O GAECO apresentou a denúncia por homicídio qualificado, duas tentativas de homicídio, porte ilegal de arma de uso restrito, favorecimento pessoal e participação em organização criminosa armada. Os promotores afirmam que o grupo seguiu ordens do Primeiro Comando da Capital (PCC).
Segundo o Ministério Público, a Polícia Civil identificou o grupo após reunir provas do planejamento do atentado. O PCC incluiu o nome de Fontes em uma ordem interna que determinava sua morte por causa da atuação dele contra a facção. Durante as apurações, um dos investigados entrou em confronto com policiais e morreu.
O jornalista Josmar Jozino, especialista em casos ligados ao PCC, informou que a esposa de Fontes relatou tensão do marido antes do crime. Ela contou à Polícia Civil que ele demonstrou preocupação com uma licitação da Secretaria de Planejamento nos dias que antecederam a execução.

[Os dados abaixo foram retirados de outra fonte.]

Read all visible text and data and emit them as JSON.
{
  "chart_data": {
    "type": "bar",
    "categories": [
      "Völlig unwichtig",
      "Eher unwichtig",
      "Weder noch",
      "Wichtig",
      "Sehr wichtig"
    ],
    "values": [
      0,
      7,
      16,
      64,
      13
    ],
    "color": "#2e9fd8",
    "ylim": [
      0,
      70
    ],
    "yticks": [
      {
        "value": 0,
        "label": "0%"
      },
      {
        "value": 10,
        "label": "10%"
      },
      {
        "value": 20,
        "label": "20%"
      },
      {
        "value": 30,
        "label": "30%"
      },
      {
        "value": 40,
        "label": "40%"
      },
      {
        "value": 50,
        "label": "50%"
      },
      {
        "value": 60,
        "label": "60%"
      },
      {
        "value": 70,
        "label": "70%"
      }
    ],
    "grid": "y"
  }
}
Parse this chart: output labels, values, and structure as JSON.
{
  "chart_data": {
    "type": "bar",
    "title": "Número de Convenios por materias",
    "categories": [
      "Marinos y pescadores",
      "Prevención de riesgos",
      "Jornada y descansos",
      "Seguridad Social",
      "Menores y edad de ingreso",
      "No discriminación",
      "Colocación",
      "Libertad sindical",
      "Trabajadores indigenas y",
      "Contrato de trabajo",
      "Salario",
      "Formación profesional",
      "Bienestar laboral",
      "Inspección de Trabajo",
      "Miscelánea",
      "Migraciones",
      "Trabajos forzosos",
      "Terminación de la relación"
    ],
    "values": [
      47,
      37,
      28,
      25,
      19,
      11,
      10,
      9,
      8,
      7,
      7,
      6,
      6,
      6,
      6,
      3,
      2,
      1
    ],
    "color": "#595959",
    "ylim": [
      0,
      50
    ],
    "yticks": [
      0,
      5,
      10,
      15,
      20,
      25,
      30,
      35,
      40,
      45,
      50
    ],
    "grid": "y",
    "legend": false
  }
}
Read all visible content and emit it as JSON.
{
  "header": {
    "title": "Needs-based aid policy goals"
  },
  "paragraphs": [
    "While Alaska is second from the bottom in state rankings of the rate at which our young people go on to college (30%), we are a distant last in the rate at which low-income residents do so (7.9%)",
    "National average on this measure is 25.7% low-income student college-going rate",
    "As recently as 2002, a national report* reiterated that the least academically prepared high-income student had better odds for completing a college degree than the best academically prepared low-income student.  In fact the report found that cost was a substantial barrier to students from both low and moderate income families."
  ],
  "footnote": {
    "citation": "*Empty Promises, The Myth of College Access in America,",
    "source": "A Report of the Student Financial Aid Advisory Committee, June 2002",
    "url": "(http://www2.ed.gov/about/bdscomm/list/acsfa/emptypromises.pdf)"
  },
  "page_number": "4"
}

As investigações mostram que o PCC começou a articular o plano em março de 2025. O grupo furtou veículos, comprou armamentos e escolheu imóveis na Baixada Santista para montar a base de apoio. Os criminosos também feriram dois transeuntes durante a ação.
No dia do atentado, os executores aguardaram a saída de Fontes e dispararam dezenas de tiros com fuzis. Depois do ataque, eles incendiaram um dos veículos usados e fugiram.